On Monday, the commercial was pulled off Apple's Web site. It will not return until after it airs sometime shortly after 3:18 p.m. Sunday.

See the thread discussion Media: Apple's HAL Y2k Commercial to Air on Super Bowl ...

http://www.greenspun.com/bboard/q-and-a-fetch-msg.tcl?msg_id=000QXU



-- Diane J. Squire (sacredspaces@yahoo.com), January 27, 1999

Answers

Hmmm... 1984, the Apple ad for the Lisa. People remember the ad but the product is long forgotten. In fact I recall on that Monday people didn't know what that ad was selling, but a girl threw a hammer through this big TV screen. And nobody thought Orwell's world was any larger or smaller of a threat because of that spot.

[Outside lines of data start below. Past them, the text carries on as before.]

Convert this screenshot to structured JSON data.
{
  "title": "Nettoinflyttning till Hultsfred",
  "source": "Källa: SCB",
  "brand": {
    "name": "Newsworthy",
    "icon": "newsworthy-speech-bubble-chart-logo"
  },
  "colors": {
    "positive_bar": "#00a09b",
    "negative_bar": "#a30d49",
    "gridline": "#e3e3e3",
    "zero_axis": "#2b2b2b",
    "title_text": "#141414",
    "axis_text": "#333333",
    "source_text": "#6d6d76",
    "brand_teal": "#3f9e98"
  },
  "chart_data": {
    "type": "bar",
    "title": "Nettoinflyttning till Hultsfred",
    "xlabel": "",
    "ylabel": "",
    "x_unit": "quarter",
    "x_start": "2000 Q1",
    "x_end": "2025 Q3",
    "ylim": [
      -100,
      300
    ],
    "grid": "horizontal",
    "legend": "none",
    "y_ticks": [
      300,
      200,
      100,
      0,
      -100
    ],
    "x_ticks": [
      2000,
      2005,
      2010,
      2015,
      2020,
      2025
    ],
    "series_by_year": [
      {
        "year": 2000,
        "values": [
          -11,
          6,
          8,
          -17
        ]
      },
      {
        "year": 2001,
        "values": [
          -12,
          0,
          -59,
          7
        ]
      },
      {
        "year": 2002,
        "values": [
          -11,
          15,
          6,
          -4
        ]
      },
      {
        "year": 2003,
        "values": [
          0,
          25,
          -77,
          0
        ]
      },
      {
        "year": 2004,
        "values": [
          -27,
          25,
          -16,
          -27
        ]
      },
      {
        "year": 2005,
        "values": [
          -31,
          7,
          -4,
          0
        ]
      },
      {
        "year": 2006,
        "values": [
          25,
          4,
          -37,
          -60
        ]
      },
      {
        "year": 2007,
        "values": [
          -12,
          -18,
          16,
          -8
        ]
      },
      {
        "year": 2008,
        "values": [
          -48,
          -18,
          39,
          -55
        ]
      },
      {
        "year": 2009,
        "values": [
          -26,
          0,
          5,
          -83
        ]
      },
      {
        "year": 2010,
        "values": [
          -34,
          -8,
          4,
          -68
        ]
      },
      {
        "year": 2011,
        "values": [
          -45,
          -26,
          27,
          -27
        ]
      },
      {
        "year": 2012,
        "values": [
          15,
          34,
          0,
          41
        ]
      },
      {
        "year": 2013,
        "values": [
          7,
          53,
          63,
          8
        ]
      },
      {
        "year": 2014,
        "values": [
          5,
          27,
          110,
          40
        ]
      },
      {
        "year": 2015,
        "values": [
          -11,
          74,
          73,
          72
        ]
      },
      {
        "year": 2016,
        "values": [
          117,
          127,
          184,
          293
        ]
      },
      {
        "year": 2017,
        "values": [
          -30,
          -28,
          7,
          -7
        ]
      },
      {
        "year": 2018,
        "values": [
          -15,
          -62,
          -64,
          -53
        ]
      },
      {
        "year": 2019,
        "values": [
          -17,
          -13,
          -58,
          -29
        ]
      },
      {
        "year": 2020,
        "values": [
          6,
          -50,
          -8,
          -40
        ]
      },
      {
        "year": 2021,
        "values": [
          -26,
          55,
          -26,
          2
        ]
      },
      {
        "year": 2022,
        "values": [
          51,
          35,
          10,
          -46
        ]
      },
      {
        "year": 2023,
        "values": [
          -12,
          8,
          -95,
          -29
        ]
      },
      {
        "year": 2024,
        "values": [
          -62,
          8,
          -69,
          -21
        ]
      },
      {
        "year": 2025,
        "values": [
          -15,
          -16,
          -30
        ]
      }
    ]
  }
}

I don't expect much more of a connection between Y2K, HAL9000 and David Borman (from a movie HOW long ago that hasn't even been on TV in how many years?) and the IMac. In fact I'll bet that whatever new Budwieser frog or lizard commercial they show gets more audience attention than the Y2K angle of HAL's actions in 2001.

WW

-- Wildweasel (vtmldm@epix.net), January 27, 1999.


But once again, in retrospect, historians will rightly conclude that Apple was/is remarkable. Bravo to Apple for bringing Y2K to the forefront with punch, humor & class.

Ashton & Leska in Cascadia, happy with their iMac in newbie heaven

xxxxxxxx xxxxxxxx xxxxxxxx xxxxxxxx xxxxxxxx

-- Leska (allaha@earthlink.net), January 27, 1999.


At least this year they will have power and telecom services to broadcast it.

Spoke about Y2K in front of some rep's from the governor's office a couple days ago at a legislative briefing - got a big "Oh S**t" when I mentioned Super Bowl and Atlanta and Y2K at the same time.

Atlanta doesn't look like it is ready for anything but failure so far - absolutely nothing from the city about preparations or repair efforts.